There’s nothing left of him but evidence markers and a dark stain on the rocks.
Even that will be gone after the storm.
I wish I could say the same about the crows. There are three of the little black-winged bastards today, staring intently from an overhanging branch.
Reminding me I’ll never stop thinking about Jet.
About how I found my brother, this shell of a man who was nothing like I remembered. No longer the big brother who’d step up and take the blows from our father’s fists so they wouldn’t touch me.
Sometimes our old man got to me first anyway, his little ghost-white mutant of a child, but not if Jet could help it.
Mikey, get out of the way! Let me. I’m stronger.
I used to beg him to stop, pulling on his arms.
If Dad was going to hit me no matter what Jet did, he should spare my big brother, so only one of us had to take the pain.
Jet wasn’t having that shit.
He’d just grin at me, crooked and confident, even with his face busted and covered in bruises and ugly red split skin.
Jet, stop! He’ll kill you! I’d scream.
Nah, Bro. If you go down, I’m going too.
I’m good. You’re good. It’s all good.
It wasn’t all good.
It wasn’t all good at fucking all.
I was the one who found him after the beatings were just bad memories.
This emaciated shell of a man in a dirty one-room apartment, slouched against the wall in his boxers and an undershirt stained down the front with vomit.
I hadn’t talked to him for days, and too many missed calls had me worried. I found out fast I had good reason.
My loyal brother died ugly, and I hate the world that let him.
I hate that he was so gaunt, so hollow, I barely recognized him.
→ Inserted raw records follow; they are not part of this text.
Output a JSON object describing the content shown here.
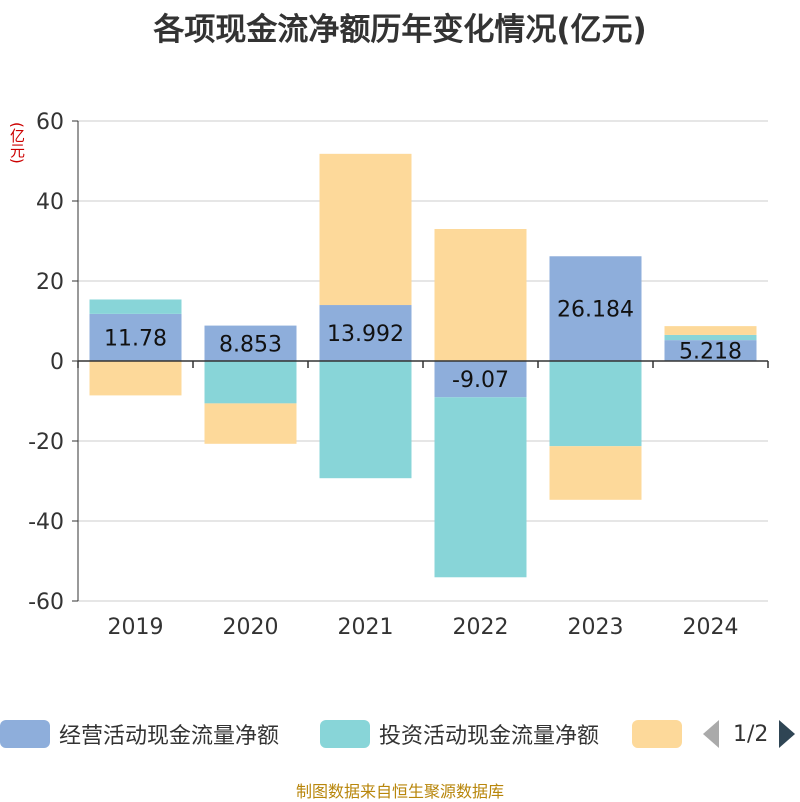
{
  "chart_data": {
    "type": "bar",
    "stacked": true,
    "title": "各项现金流净额历年变化情况(亿元)",
    "unit_label": "(亿元)",
    "categories": [
      "2019",
      "2020",
      "2021",
      "2022",
      "2023",
      "2024"
    ],
    "ylim": [
      -60,
      60
    ],
    "yticks": [
      60,
      40,
      20,
      0,
      -20,
      -40,
      -60
    ],
    "grid": true,
    "legend_position": "bottom",
    "series": [
      {
        "name": "经营活动现金流量净额",
        "color": "#8eaedb",
        "values": [
          11.78,
          8.853,
          13.992,
          -9.07,
          26.184,
          5.218
        ],
        "labels": [
          "11.78",
          "8.853",
          "13.992",
          "-9.07",
          "26.184",
          "5.218"
        ]
      },
      {
        "name": "投资活动现金流量净额",
        "color": "#88d5d8",
        "values": [
          3.6,
          -10.6,
          -29.3,
          -45.0,
          -21.3,
          1.3
        ]
      },
      {
        "name": "",
        "color": "#fdd99a",
        "values": [
          -8.6,
          -10.1,
          37.8,
          33.0,
          -13.4,
          2.2
        ]
      }
    ]
  },
  "legend": {
    "items": [
      {
        "label": "经营活动现金流量净额",
        "color": "#8eaedb"
      },
      {
        "label": "投资活动现金流量净额",
        "color": "#88d5d8"
      },
      {
        "label": "",
        "color": "#fdd99a"
      }
    ],
    "page": "1/2"
  },
  "source": "制图数据来自恒生聚源数据库"
}
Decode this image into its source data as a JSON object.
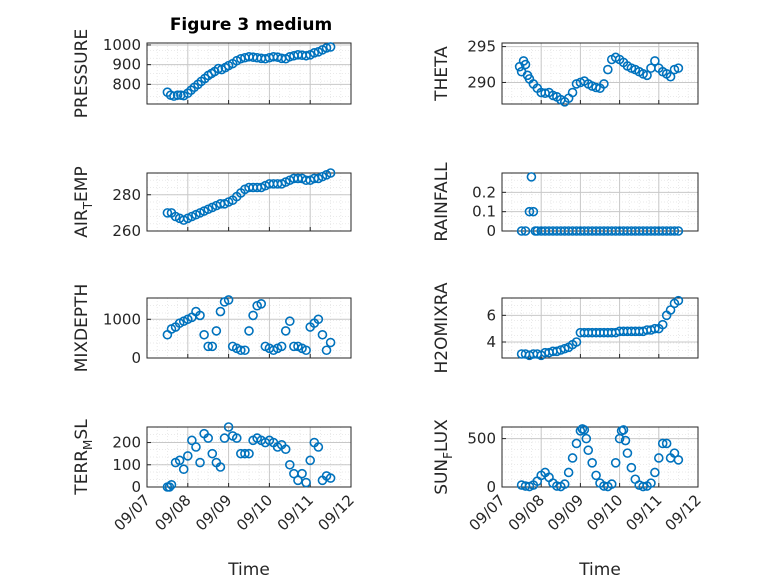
{
  "figure_title": "Figure 3 medium",
  "colors": {
    "marker": "#0072BD",
    "axis": "#262626",
    "grid": "#c8c8c8",
    "minor_grid": "#e4e4e4"
  },
  "chart_data": [
    {
      "type": "scatter",
      "column": "left",
      "row": 0,
      "ylabel": {
        "main": "PRESSURE",
        "sub": ""
      },
      "yticks": [
        "800",
        "900",
        "1000"
      ],
      "ylim": [
        700,
        1010
      ],
      "ytick_values": [
        800,
        900,
        1000
      ],
      "xlim": [
        "09/07",
        "09/12"
      ],
      "grid": true,
      "x": [
        0.5,
        0.58,
        0.66,
        0.75,
        0.83,
        0.9,
        1.0,
        1.08,
        1.16,
        1.25,
        1.33,
        1.42,
        1.5,
        1.58,
        1.66,
        1.75,
        1.83,
        1.92,
        2.0,
        2.1,
        2.2,
        2.3,
        2.4,
        2.5,
        2.6,
        2.7,
        2.8,
        2.9,
        3.0,
        3.1,
        3.2,
        3.3,
        3.4,
        3.5,
        3.6,
        3.7,
        3.8,
        3.9,
        4.0,
        4.1,
        4.2,
        4.3,
        4.4,
        4.5
      ],
      "y": [
        760,
        745,
        740,
        745,
        745,
        742,
        755,
        770,
        785,
        800,
        815,
        830,
        845,
        855,
        865,
        880,
        875,
        885,
        895,
        905,
        920,
        930,
        935,
        940,
        938,
        935,
        932,
        930,
        935,
        940,
        938,
        932,
        930,
        940,
        945,
        950,
        948,
        945,
        950,
        960,
        965,
        975,
        985,
        990
      ]
    },
    {
      "type": "scatter",
      "column": "right",
      "row": 0,
      "ylabel": {
        "main": "THETA",
        "sub": ""
      },
      "yticks": [
        "290",
        "295"
      ],
      "ylim": [
        287,
        295.5
      ],
      "ytick_values": [
        290,
        295
      ],
      "xlim": [
        "09/07",
        "09/12"
      ],
      "grid": true,
      "x": [
        0.45,
        0.5,
        0.55,
        0.6,
        0.65,
        0.7,
        0.8,
        0.9,
        1.0,
        1.1,
        1.2,
        1.3,
        1.4,
        1.5,
        1.6,
        1.7,
        1.8,
        1.9,
        2.0,
        2.1,
        2.2,
        2.3,
        2.4,
        2.5,
        2.6,
        2.7,
        2.8,
        2.9,
        3.0,
        3.1,
        3.2,
        3.3,
        3.4,
        3.5,
        3.6,
        3.7,
        3.8,
        3.9,
        4.0,
        4.1,
        4.2,
        4.3,
        4.4,
        4.5
      ],
      "y": [
        292.2,
        291.5,
        293.0,
        292.5,
        291.0,
        290.5,
        289.8,
        289.2,
        288.6,
        288.5,
        288.6,
        288.2,
        288.0,
        287.6,
        287.3,
        287.8,
        288.6,
        289.8,
        290.0,
        290.2,
        289.8,
        289.5,
        289.3,
        289.2,
        289.8,
        291.8,
        293.2,
        293.5,
        293.2,
        292.8,
        292.3,
        292.0,
        291.8,
        291.5,
        291.2,
        291.0,
        292.0,
        293.0,
        292.0,
        291.5,
        291.2,
        290.8,
        291.8,
        292.0
      ]
    },
    {
      "type": "scatter",
      "column": "left",
      "row": 1,
      "ylabel": {
        "main": "AIR",
        "sub": "T",
        "rest": "EMP"
      },
      "yticks": [
        "260",
        "280"
      ],
      "ylim": [
        260,
        292
      ],
      "ytick_values": [
        260,
        280
      ],
      "xlim": [
        "09/07",
        "09/12"
      ],
      "grid": true,
      "x": [
        0.5,
        0.6,
        0.7,
        0.8,
        0.9,
        1.0,
        1.1,
        1.2,
        1.3,
        1.4,
        1.5,
        1.6,
        1.7,
        1.8,
        1.9,
        2.0,
        2.1,
        2.2,
        2.3,
        2.4,
        2.5,
        2.6,
        2.7,
        2.8,
        2.9,
        3.0,
        3.1,
        3.2,
        3.3,
        3.4,
        3.5,
        3.6,
        3.7,
        3.8,
        3.9,
        4.0,
        4.1,
        4.2,
        4.3,
        4.4,
        4.5
      ],
      "y": [
        270,
        270,
        268,
        267,
        266,
        267,
        268,
        269,
        270,
        271,
        272,
        273,
        274,
        275,
        275,
        276,
        277,
        279,
        281,
        283,
        284,
        284,
        284,
        284,
        285,
        286,
        286,
        286,
        286,
        287,
        288,
        289,
        289,
        289,
        288,
        288,
        289,
        289,
        290,
        291,
        292
      ]
    },
    {
      "type": "scatter",
      "column": "right",
      "row": 1,
      "ylabel": {
        "main": "RAINFALL",
        "sub": ""
      },
      "yticks": [
        "0",
        "0.1",
        "0.2"
      ],
      "ylim": [
        0,
        0.3
      ],
      "ytick_values": [
        0,
        0.1,
        0.2
      ],
      "xlim": [
        "09/07",
        "09/12"
      ],
      "grid": true,
      "x": [
        0.7,
        0.75,
        0.8,
        0.85,
        0.5,
        0.6,
        0.9,
        1.0,
        1.1,
        1.2,
        1.3,
        1.4,
        1.5,
        1.6,
        1.7,
        1.8,
        1.9,
        2.0,
        2.1,
        2.2,
        2.3,
        2.4,
        2.5,
        2.6,
        2.7,
        2.8,
        2.9,
        3.0,
        3.1,
        3.2,
        3.3,
        3.4,
        3.5,
        3.6,
        3.7,
        3.8,
        3.9,
        4.0,
        4.1,
        4.2,
        4.3,
        4.4,
        4.5
      ],
      "y": [
        0.1,
        0.28,
        0.1,
        0,
        0,
        0,
        0,
        0,
        0,
        0,
        0,
        0,
        0,
        0,
        0,
        0,
        0,
        0,
        0,
        0,
        0,
        0,
        0,
        0,
        0,
        0,
        0,
        0,
        0,
        0,
        0,
        0,
        0,
        0,
        0,
        0,
        0,
        0,
        0,
        0,
        0,
        0,
        0
      ]
    },
    {
      "type": "scatter",
      "column": "left",
      "row": 2,
      "ylabel": {
        "main": "MIXDEPTH",
        "sub": ""
      },
      "yticks": [
        "0",
        "1000"
      ],
      "ylim": [
        0,
        1550
      ],
      "ytick_values": [
        0,
        1000
      ],
      "xlim": [
        "09/07",
        "09/12"
      ],
      "grid": true,
      "x": [
        0.5,
        0.6,
        0.7,
        0.8,
        0.9,
        1.0,
        1.1,
        1.2,
        1.3,
        1.4,
        1.5,
        1.6,
        1.7,
        1.8,
        1.9,
        2.0,
        2.1,
        2.2,
        2.3,
        2.4,
        2.5,
        2.6,
        2.7,
        2.8,
        2.9,
        3.0,
        3.1,
        3.2,
        3.3,
        3.4,
        3.5,
        3.6,
        3.7,
        3.8,
        3.9,
        4.0,
        4.1,
        4.2,
        4.3,
        4.4,
        4.5
      ],
      "y": [
        600,
        750,
        800,
        900,
        950,
        1000,
        1050,
        1200,
        1100,
        600,
        300,
        300,
        700,
        1200,
        1450,
        1500,
        300,
        250,
        200,
        200,
        700,
        1100,
        1350,
        1400,
        300,
        250,
        200,
        250,
        300,
        700,
        950,
        300,
        300,
        250,
        200,
        800,
        900,
        1000,
        600,
        200,
        400
      ]
    },
    {
      "type": "scatter",
      "column": "right",
      "row": 2,
      "ylabel": {
        "main": "H2OMIXRA",
        "sub": ""
      },
      "yticks": [
        "4",
        "6"
      ],
      "ylim": [
        2.8,
        7.3
      ],
      "ytick_values": [
        4,
        6
      ],
      "xlim": [
        "09/07",
        "09/12"
      ],
      "grid": true,
      "x": [
        0.5,
        0.6,
        0.7,
        0.8,
        0.9,
        1.0,
        1.1,
        1.2,
        1.3,
        1.4,
        1.5,
        1.6,
        1.7,
        1.8,
        1.9,
        2.0,
        2.1,
        2.2,
        2.3,
        2.4,
        2.5,
        2.6,
        2.7,
        2.8,
        2.9,
        3.0,
        3.1,
        3.2,
        3.3,
        3.4,
        3.5,
        3.6,
        3.7,
        3.8,
        3.9,
        4.0,
        4.1,
        4.2,
        4.3,
        4.4,
        4.5
      ],
      "y": [
        3.1,
        3.1,
        3.0,
        3.1,
        3.1,
        3.0,
        3.2,
        3.2,
        3.3,
        3.3,
        3.4,
        3.5,
        3.6,
        3.8,
        4.0,
        4.7,
        4.7,
        4.7,
        4.7,
        4.7,
        4.7,
        4.7,
        4.7,
        4.7,
        4.7,
        4.8,
        4.8,
        4.8,
        4.8,
        4.8,
        4.8,
        4.8,
        4.9,
        4.9,
        5.0,
        5.0,
        5.3,
        6.0,
        6.4,
        6.9,
        7.1
      ]
    },
    {
      "type": "scatter",
      "column": "left",
      "row": 3,
      "ylabel": {
        "main": "TERR",
        "sub": "M",
        "rest": "SL"
      },
      "yticks": [
        "0",
        "100",
        "200"
      ],
      "ylim": [
        0,
        270
      ],
      "ytick_values": [
        0,
        100,
        200
      ],
      "xlim": [
        "09/07",
        "09/12"
      ],
      "grid": true,
      "x": [
        0.5,
        0.55,
        0.6,
        0.7,
        0.8,
        0.9,
        1.0,
        1.1,
        1.2,
        1.3,
        1.4,
        1.5,
        1.6,
        1.7,
        1.8,
        1.9,
        2.0,
        2.1,
        2.2,
        2.3,
        2.4,
        2.5,
        2.6,
        2.7,
        2.8,
        2.9,
        3.0,
        3.1,
        3.2,
        3.3,
        3.4,
        3.5,
        3.6,
        3.7,
        3.8,
        3.9,
        4.0,
        4.1,
        4.2,
        4.3,
        4.4,
        4.5
      ],
      "y": [
        0,
        0,
        10,
        110,
        120,
        80,
        140,
        210,
        180,
        110,
        240,
        220,
        150,
        110,
        90,
        220,
        270,
        230,
        220,
        150,
        150,
        150,
        210,
        220,
        210,
        200,
        210,
        200,
        180,
        190,
        170,
        100,
        60,
        30,
        60,
        20,
        120,
        200,
        180,
        30,
        50,
        40
      ]
    },
    {
      "type": "scatter",
      "column": "right",
      "row": 3,
      "ylabel": {
        "main": "SUN",
        "sub": "F",
        "rest": "LUX"
      },
      "yticks": [
        "0",
        "500"
      ],
      "ylim": [
        0,
        620
      ],
      "ytick_values": [
        0,
        500
      ],
      "xlim": [
        "09/07",
        "09/12"
      ],
      "grid": true,
      "x": [
        0.5,
        0.6,
        0.7,
        0.8,
        0.9,
        1.0,
        1.1,
        1.2,
        1.3,
        1.4,
        1.5,
        1.6,
        1.7,
        1.8,
        1.9,
        2.0,
        2.05,
        2.1,
        2.15,
        2.2,
        2.3,
        2.4,
        2.5,
        2.6,
        2.7,
        2.8,
        2.9,
        3.0,
        3.05,
        3.1,
        3.15,
        3.2,
        3.3,
        3.4,
        3.5,
        3.6,
        3.7,
        3.8,
        3.9,
        4.0,
        4.1,
        4.2,
        4.3,
        4.4,
        4.5
      ],
      "y": [
        20,
        10,
        5,
        20,
        60,
        120,
        150,
        100,
        40,
        10,
        5,
        30,
        150,
        300,
        450,
        580,
        600,
        590,
        500,
        380,
        250,
        120,
        40,
        10,
        5,
        30,
        250,
        500,
        580,
        590,
        480,
        350,
        200,
        80,
        20,
        5,
        10,
        40,
        150,
        300,
        450,
        450,
        300,
        350,
        280
      ]
    }
  ],
  "xticks": [
    "09/07",
    "09/08",
    "09/09",
    "09/10",
    "09/11",
    "09/12"
  ],
  "xlabel": "Time"
}
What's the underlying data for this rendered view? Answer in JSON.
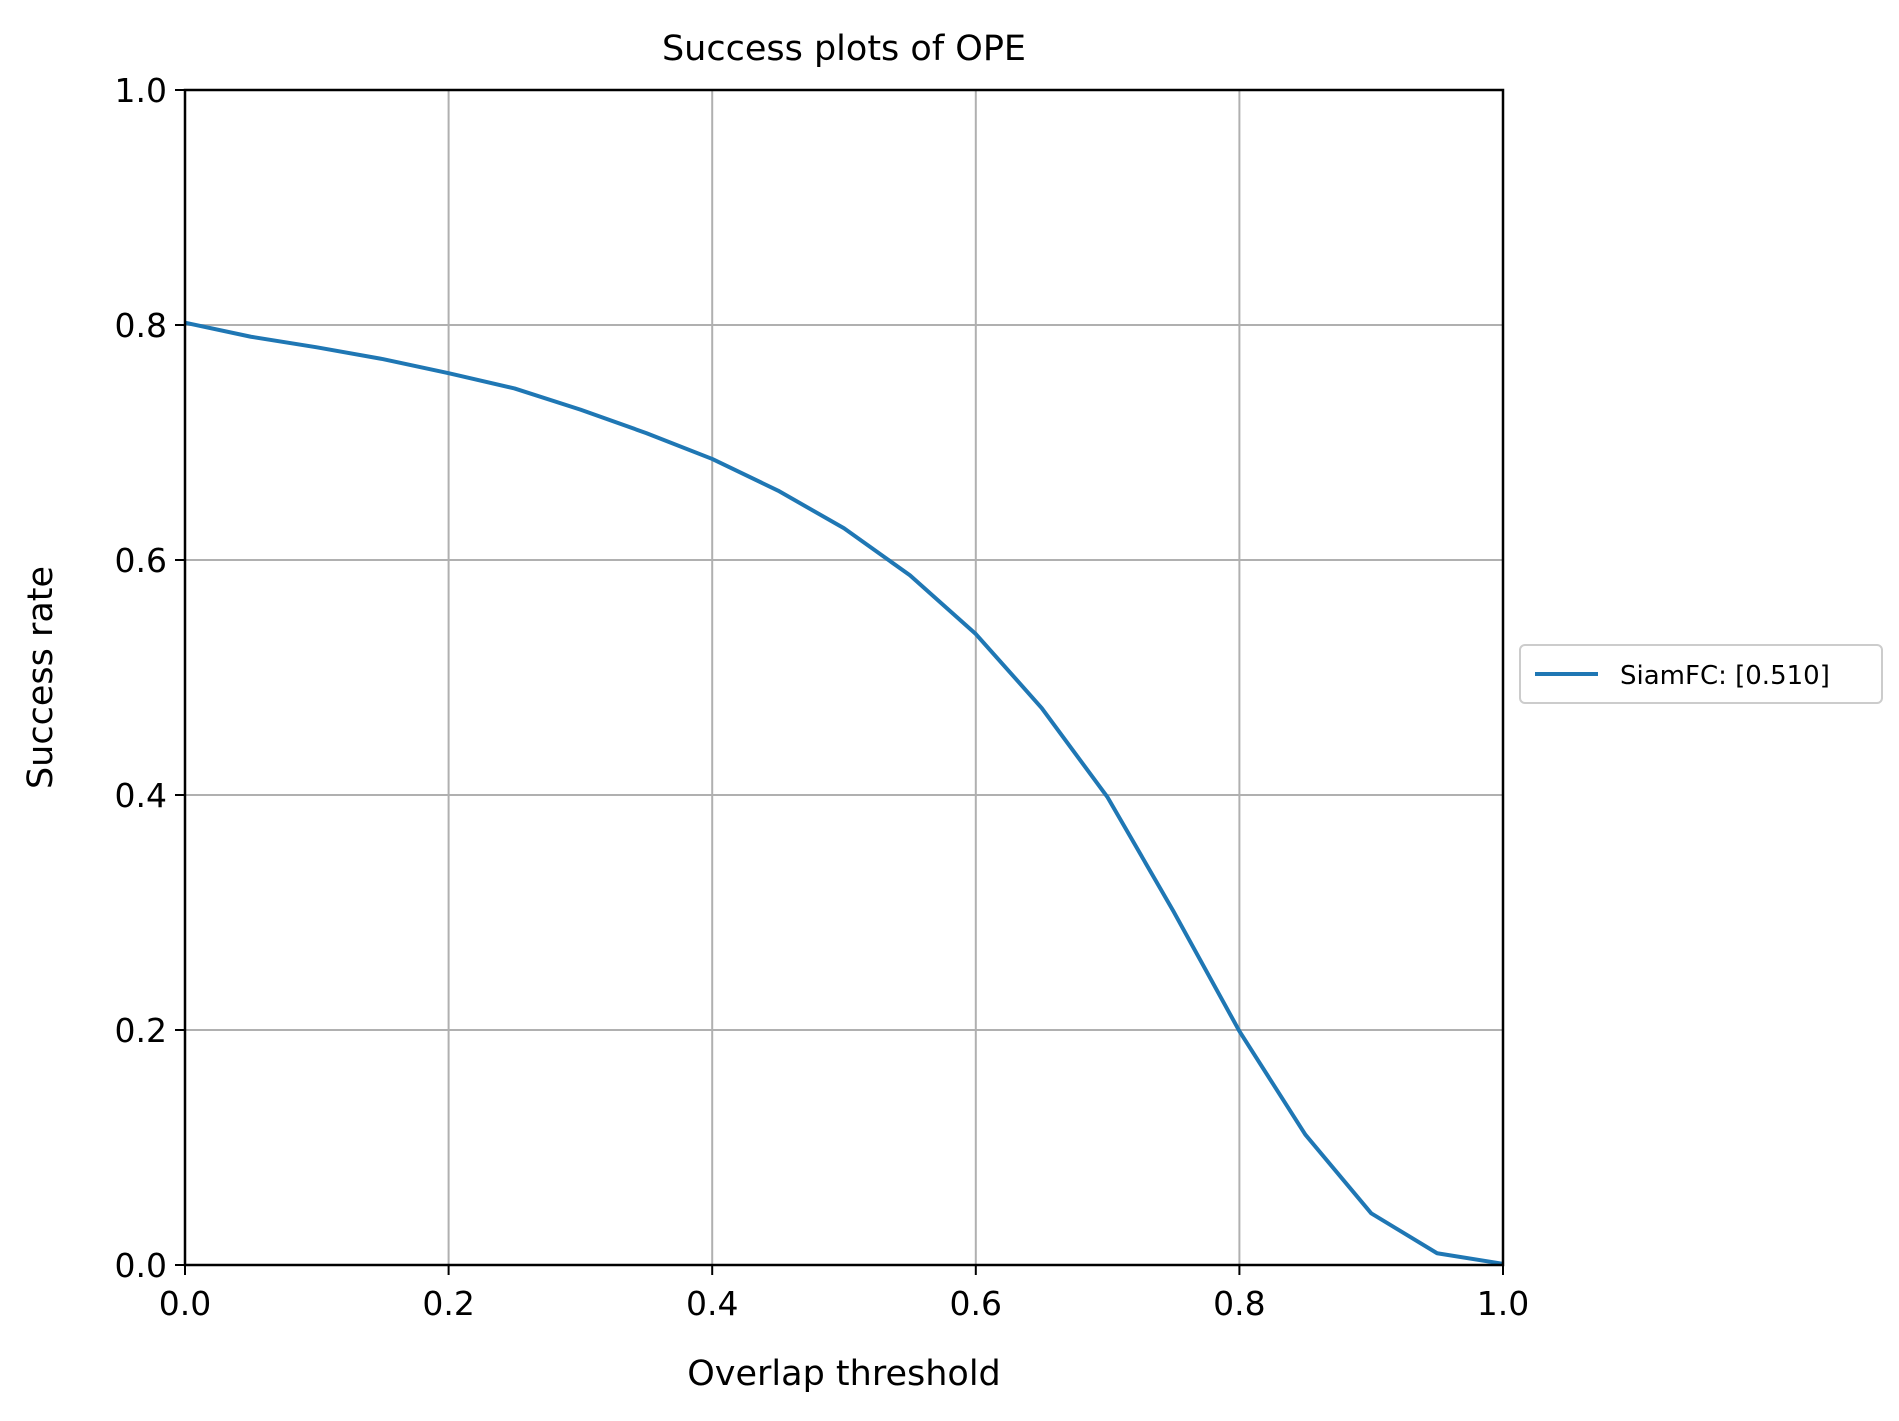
{
  "chart_data": {
    "type": "line",
    "title": "Success plots of OPE",
    "xlabel": "Overlap threshold",
    "ylabel": "Success rate",
    "xlim": [
      0.0,
      1.0
    ],
    "ylim": [
      0.0,
      1.0
    ],
    "grid": true,
    "legend_position": "right",
    "x_ticks": [
      "0.0",
      "0.2",
      "0.4",
      "0.6",
      "0.8",
      "1.0"
    ],
    "y_ticks": [
      "0.0",
      "0.2",
      "0.4",
      "0.6",
      "0.8",
      "1.0"
    ],
    "x": [
      0.0,
      0.05,
      0.1,
      0.15,
      0.2,
      0.25,
      0.3,
      0.35,
      0.4,
      0.45,
      0.5,
      0.55,
      0.6,
      0.65,
      0.7,
      0.75,
      0.8,
      0.85,
      0.9,
      0.95,
      1.0
    ],
    "series": [
      {
        "name": "SiamFC: [0.510]",
        "color": "#1f77b4",
        "values": [
          0.802,
          0.79,
          0.781,
          0.771,
          0.759,
          0.746,
          0.728,
          0.708,
          0.686,
          0.659,
          0.627,
          0.587,
          0.537,
          0.474,
          0.398,
          0.301,
          0.199,
          0.111,
          0.044,
          0.01,
          0.001
        ]
      }
    ]
  }
}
I hate that his skin was like one giant bruise.
I hate that it became my final, lasting memory.
Seeing my brother bruised, broken, and this time, not getting up again to face another ass-kicking from life.
Somehow, that was worse in the end than anything our father did.
I blame our old man as much as I blame the Arrendells and the Jacobins.
Maybe they gave him the drugs, but our father gave him the itch.
And now, just like Brian Newcomb, there’s nothing left of Jet but a killing memory and someone else living in his shitty rathole of an apartment with no clue that a man died in the same place where they sleep each night.
“Go on! Get the hell out of here.” I swear at the crows as they take flight, done with torturing me.
At least it’s one of those days where they leave, period.